Prof Schillebeeckx on choosing a trustworthy NGO to partner:

“So if you're a big organisation like, let's say, a big FMCG company, and you want to support a non-profit organisation in a third world country that is doing something around female empowerment. Right? How are you going to find that organisation? Where are you going to look for this organisation? How are you going to know that this is a trustworthy organisation - that if you send them money, they actually will do something good with it - this is a really a key challenge in the impact space. And so solving that is incredibly important in order to boost confidence in philanthropic giving, and boost the value in doing so because if you as a company, say we want to do something good, we're going to give money to this NGO; that we've we met them and we trust that they're doing something great. And then it turns out that this NGO has been stealing from you or they've been scamming you, your reputation is at risk as a company. So, the value of trust and of being able to coordinate that economic exchange is very, very high for companies.”

Empowerment through access and reach

The problem of access and reach works on two levels: access to people and access for people. The former is where individuals are unable to attain access to basic services (e.g. internet access), while the latter refers to the exclusion of groups from drawing benefits from private or public goods (e.g. attaining a loan). While this in itself is a large social problem, the consequences are manifold since it means that companies working on other socio-environmental issues are unable to reach, engage with, and help these individuals who, in many cases, play a key role in the solution. Generating any kind of impact at scale is therefore compromised.

Prof Schillebeeckx shares that the Financial-Tech (or FinTech) space is showing great promise in solving the problem of access and reach. The example he provides is up and coming start-up InRemit: a mobile-only remittance service that helps unbanked migrant workers make basic financial services with ease. The app, which can be set to the user’s mother tongue, allows them to send money to their loved ones, top up mobile phone credits and pay their bills seamlessly and confidently. By understanding the customer pain points and meeting them where they are on digital platforms, companies like InRemit are taking small but real steps towards financial inclusion; thereby opening the door to greater types of access.

Prof Schillebeeckx on creating access to finance for excluded groups:

“So, these kinds of fintech organisations are trying to figure out, how do we assess the real wealth of an individual? Not by purely looking at how much money they have on the bank. Can we use, for instance, livestock as a type of collateral? That gives us faith in the fact that this is a person that can engage in long term planning. Because if you're living in a small village and you’re based in a rural area, be it Indonesia, be it Cambodia, you don't have access to banking services, but you're able to keep your cattle alive for 10-15 years, well, clearly this person can plan. This person has a way of figuring out so there is this other thing, like, how can we, um, use a more holistic perspective on the individual to assess their credit worthiness. And to assess whether or not they would be able to repay in two years' time.”

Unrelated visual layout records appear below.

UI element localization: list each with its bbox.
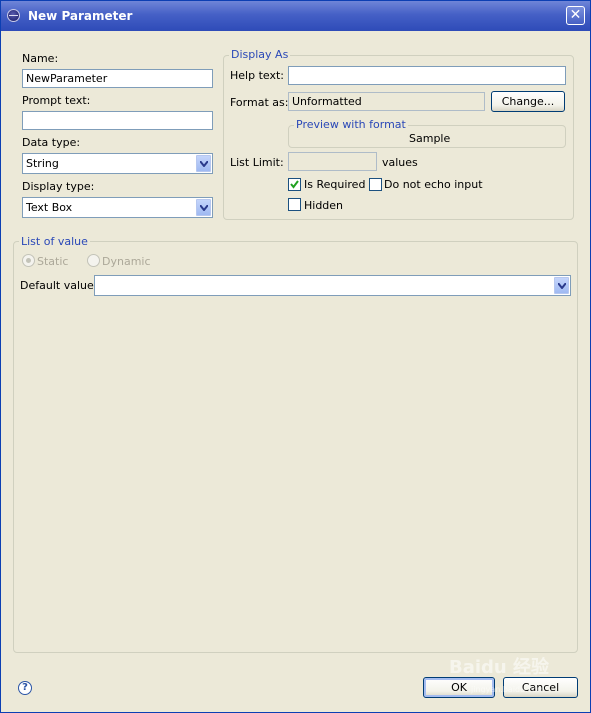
help-icon[interactable]: ?	[18, 681, 32, 695]
close-button[interactable]: ✕	[566, 6, 585, 25]
values-label: values	[382, 156, 418, 169]
data-type-label: Data type:	[22, 136, 81, 149]
prompt-text-field[interactable]	[22, 111, 213, 130]
default-value-select[interactable]	[94, 275, 571, 296]
hidden-checkbox[interactable]	[288, 198, 301, 211]
name-field[interactable]: NewParameter	[22, 69, 213, 88]
name-label: Name:	[22, 52, 59, 65]
format-as-field: Unformatted	[288, 92, 485, 111]
chevron-down-icon[interactable]	[554, 277, 569, 294]
dialog-title: New Parameter	[28, 9, 133, 23]
baidu-watermark-url: jingyan.baidu.com	[471, 685, 545, 694]
display-as-title: Display As	[229, 48, 291, 61]
is-required-label: Is Required	[304, 178, 366, 191]
list-limit-field	[288, 152, 377, 171]
display-type-value: Text Box	[26, 201, 73, 214]
format-as-label: Format as:	[230, 96, 289, 109]
display-type-select[interactable]: Text Box	[22, 197, 213, 218]
prompt-text-label: Prompt text:	[22, 94, 91, 107]
help-text-field[interactable]	[288, 66, 566, 85]
data-type-value: String	[26, 157, 59, 170]
list-of-value-title: List of value	[19, 235, 90, 248]
chevron-down-icon[interactable]	[196, 155, 211, 172]
preview-sample: Sample	[409, 132, 451, 145]
static-label: Static	[37, 255, 69, 268]
hidden-label: Hidden	[304, 199, 344, 212]
baidu-watermark: Baidu 经验	[449, 657, 550, 678]
default-value-label: Default value:	[20, 279, 98, 292]
eclipse-icon	[7, 9, 20, 22]
help-text-label: Help text:	[230, 69, 284, 82]
title-bar[interactable]: New Parameter ✕	[1, 1, 590, 31]
chevron-down-icon[interactable]	[196, 199, 211, 216]
data-type-select[interactable]: String	[22, 153, 213, 174]
no-echo-label: Do not echo input	[384, 178, 483, 191]
display-type-label: Display type:	[22, 180, 95, 193]
is-required-checkbox[interactable]	[288, 178, 301, 191]
preview-title: Preview with format	[294, 118, 408, 131]
dynamic-label: Dynamic	[102, 255, 151, 268]
checkmark-icon	[290, 180, 299, 189]
static-radio[interactable]	[22, 254, 35, 267]
list-limit-label: List Limit:	[230, 156, 284, 169]
dialog-window: New Parameter ✕ Name: NewParameter Promp…	[0, 0, 591, 713]
dynamic-radio[interactable]	[87, 254, 100, 267]
no-echo-checkbox[interactable]	[369, 178, 382, 191]
change-format-button[interactable]: Change...	[491, 91, 565, 112]
list-of-value-group	[13, 241, 578, 653]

Southeast Asia’s role in this global challenge

Prof Schillebeeckx encourages more Southeast Asian businesses to contribute to this global challenge and believes that no player is too small. At the Future of Asia conference, Mr. Akitaka Wilhelm Fujii, President of Japanese venture fund Real Tech Holdings, shared that the region’s diversity in culture, gender and academic background makes it fertile ground for the type of innovation needed to solve today’s problems.

Prof Schillebeeckx adds to this by saying that small companies have the upper hand of not needing to unlearn or rehaul their systems to adopt these technologies, unlike their larger counterparts. This makes them the perfect candidates for developing these digital tools for the sustainability space. However, they cannot do it alone. He stresses that "Governments and businesses need to work together, just as they did during the Covid –19 pandemic, to tackle our socio-environmental crisis. But we need to develop a sense of urgency. The time to act is now.”